On September 17, 2013—Constitution Day—Citrus College student Vincenzo Sinapi-Riddle was threatened with removal from campus by an administrator for asking a fellow student to sign a petition protesting NSA surveillance of American citizens. His crime?  Sinapi-Riddle was petitioning outside of the college’s tiny “free speech area.” Sinapi-Riddle was president of the Citrus College chapter of Young Americans for Liberty and is passionate about his political beliefs. With FIRE’s help, he filed a First Amendment lawsuit challenging Citrus College’s free speech area and other speech repressive policies.   

This was the second time FIRE coordinated a lawsuit against Citrus College’s free speech area.

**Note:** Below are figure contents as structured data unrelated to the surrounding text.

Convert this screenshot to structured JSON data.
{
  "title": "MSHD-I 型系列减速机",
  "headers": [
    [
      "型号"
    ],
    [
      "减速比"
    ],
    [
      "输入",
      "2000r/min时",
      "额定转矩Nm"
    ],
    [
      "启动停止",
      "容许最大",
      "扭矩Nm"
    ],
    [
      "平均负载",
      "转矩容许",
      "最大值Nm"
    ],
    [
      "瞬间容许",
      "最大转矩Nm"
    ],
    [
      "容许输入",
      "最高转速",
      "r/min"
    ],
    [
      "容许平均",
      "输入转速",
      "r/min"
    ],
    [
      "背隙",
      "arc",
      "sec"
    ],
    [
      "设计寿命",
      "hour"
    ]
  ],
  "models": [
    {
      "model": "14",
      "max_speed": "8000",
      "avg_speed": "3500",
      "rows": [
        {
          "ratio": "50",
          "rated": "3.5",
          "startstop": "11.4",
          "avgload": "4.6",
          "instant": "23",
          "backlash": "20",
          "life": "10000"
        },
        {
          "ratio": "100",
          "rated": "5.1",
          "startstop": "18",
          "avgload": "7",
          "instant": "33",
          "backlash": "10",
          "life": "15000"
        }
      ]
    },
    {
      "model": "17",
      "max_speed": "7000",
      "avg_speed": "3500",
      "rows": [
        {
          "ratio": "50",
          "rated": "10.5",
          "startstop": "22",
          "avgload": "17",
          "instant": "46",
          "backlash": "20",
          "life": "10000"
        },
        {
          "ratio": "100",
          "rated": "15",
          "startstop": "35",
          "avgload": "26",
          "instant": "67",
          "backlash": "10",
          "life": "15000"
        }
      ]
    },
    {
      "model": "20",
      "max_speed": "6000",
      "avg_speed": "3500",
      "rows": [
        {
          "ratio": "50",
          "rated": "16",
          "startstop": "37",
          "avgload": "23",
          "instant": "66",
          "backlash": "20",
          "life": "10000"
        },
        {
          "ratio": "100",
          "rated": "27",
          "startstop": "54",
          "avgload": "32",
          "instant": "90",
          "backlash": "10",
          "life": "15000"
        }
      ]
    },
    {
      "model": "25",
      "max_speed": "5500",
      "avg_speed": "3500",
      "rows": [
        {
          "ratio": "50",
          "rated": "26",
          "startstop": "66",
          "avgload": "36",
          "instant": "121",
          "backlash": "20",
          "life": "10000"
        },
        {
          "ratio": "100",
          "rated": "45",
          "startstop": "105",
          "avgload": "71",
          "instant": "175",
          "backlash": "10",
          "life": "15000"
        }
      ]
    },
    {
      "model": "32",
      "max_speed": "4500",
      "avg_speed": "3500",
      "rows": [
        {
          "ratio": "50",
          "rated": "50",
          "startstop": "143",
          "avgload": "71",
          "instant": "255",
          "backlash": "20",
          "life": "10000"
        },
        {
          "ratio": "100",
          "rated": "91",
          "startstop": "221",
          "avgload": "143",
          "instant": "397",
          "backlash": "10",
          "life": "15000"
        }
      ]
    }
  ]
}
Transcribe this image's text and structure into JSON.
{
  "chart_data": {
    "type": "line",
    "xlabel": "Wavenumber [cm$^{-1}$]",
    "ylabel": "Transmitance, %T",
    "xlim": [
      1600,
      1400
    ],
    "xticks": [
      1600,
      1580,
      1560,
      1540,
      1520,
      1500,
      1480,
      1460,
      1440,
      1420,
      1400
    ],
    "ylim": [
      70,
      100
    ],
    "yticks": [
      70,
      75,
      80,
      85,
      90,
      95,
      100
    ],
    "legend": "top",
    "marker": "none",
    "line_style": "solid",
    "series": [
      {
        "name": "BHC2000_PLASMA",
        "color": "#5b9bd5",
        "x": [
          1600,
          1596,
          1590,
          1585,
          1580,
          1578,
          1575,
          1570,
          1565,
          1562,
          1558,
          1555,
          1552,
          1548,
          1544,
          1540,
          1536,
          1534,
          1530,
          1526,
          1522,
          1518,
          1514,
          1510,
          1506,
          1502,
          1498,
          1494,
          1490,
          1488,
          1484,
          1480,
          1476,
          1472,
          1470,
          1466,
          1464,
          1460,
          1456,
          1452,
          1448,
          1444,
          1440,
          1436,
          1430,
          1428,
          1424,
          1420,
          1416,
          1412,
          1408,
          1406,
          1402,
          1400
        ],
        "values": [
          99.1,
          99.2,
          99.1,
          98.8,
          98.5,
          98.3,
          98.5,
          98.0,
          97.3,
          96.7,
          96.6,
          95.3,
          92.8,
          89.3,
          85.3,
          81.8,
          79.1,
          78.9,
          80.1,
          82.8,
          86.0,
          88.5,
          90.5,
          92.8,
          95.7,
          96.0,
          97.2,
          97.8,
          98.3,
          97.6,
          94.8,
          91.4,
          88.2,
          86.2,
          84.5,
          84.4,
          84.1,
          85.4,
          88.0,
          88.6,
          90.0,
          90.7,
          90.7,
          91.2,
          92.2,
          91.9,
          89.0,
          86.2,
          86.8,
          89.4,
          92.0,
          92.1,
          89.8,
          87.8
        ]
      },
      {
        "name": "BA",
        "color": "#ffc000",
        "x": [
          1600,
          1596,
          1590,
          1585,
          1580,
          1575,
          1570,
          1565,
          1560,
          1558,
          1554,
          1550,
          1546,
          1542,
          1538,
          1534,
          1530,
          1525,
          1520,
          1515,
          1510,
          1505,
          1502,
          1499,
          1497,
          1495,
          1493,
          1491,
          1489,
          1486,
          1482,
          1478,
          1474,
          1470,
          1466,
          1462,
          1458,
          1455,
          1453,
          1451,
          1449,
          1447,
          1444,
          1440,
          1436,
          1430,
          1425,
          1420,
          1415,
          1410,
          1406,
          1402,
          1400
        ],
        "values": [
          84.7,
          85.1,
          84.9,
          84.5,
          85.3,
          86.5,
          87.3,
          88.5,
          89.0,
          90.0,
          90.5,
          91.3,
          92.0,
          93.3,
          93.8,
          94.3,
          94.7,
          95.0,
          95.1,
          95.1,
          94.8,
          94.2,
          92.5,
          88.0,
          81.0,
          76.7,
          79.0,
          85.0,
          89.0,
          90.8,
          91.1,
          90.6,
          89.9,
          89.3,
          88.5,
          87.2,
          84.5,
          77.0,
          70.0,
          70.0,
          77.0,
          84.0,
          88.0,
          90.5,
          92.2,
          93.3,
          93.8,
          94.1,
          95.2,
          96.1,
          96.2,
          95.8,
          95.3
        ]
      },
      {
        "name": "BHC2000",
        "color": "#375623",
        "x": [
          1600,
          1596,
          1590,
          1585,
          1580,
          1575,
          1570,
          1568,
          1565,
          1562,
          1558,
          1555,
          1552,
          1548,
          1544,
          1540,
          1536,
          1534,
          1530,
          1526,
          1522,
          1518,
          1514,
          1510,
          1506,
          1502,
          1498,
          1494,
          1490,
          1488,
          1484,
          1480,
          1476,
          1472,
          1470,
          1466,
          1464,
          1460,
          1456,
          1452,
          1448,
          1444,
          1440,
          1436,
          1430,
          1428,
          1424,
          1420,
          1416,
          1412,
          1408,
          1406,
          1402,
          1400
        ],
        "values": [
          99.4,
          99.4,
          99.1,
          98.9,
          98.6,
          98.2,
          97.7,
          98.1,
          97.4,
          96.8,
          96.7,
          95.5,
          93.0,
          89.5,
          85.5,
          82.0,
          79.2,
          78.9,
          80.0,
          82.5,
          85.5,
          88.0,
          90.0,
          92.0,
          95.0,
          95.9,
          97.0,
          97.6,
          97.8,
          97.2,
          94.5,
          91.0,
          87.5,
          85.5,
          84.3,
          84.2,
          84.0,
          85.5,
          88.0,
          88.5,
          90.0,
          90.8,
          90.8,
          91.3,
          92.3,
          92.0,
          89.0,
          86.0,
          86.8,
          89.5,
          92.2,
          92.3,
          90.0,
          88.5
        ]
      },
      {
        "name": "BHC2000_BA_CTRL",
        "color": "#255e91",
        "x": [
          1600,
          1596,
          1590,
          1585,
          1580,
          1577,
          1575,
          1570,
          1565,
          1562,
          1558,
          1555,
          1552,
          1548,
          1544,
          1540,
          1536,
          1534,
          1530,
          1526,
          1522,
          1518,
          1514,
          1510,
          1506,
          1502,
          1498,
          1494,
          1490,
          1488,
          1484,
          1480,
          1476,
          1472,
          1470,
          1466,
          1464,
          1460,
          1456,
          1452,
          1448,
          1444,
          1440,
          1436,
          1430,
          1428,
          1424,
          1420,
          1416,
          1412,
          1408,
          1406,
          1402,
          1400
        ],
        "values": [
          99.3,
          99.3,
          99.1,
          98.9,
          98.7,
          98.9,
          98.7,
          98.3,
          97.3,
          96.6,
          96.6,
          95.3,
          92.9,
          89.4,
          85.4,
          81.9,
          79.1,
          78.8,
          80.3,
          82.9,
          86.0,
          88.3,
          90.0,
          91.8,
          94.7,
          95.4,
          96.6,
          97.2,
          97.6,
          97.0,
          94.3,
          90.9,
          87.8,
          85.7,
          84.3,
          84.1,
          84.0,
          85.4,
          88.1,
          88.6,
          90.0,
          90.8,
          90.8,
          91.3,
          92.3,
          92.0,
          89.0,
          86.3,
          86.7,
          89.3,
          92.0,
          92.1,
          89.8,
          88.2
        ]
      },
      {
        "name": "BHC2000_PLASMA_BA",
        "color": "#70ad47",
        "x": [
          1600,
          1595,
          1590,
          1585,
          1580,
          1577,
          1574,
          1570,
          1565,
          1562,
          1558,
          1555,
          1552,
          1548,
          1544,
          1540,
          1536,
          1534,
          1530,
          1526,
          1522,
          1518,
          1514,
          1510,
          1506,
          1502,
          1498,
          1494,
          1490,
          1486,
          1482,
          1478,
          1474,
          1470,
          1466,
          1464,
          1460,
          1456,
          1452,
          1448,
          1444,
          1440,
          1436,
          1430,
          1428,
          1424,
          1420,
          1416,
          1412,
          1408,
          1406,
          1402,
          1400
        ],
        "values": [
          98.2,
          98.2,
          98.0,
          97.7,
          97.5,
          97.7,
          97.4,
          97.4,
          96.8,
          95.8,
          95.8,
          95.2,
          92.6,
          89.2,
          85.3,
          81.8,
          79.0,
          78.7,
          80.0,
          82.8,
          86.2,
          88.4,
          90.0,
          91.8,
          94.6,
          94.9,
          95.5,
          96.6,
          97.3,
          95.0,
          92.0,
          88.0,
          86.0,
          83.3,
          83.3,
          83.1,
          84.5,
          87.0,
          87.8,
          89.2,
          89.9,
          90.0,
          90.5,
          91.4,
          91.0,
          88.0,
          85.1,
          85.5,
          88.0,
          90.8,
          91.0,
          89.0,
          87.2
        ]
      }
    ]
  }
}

In 2003, the college agreed to abandon its free speech area as part of a court-approved settlement following a First Amendment lawsuit filed by a student.

In addition to challenging Citrus College’s free speech area, which comprised just 1.37% of campus, Sinapi-Riddle challenged two other policies: (1) the college’s “verbal harassment policy,” which prohibits a wide range of speech protected by the First Amendment, including “inappropriate or offensive remarks”; and (2) the college’s elaborate permitting requirements for student group speech, which required student groups wishing to express themselves on campus to wait two weeks and obtain the permission of four separate college entities prior to doing so.

On December 3, 2014, Citrus College settled the lawsuit by revising its unconstitutional harassment policy, eliminating its free speech area, and paying $110,000 in damages and attorneys’ fees.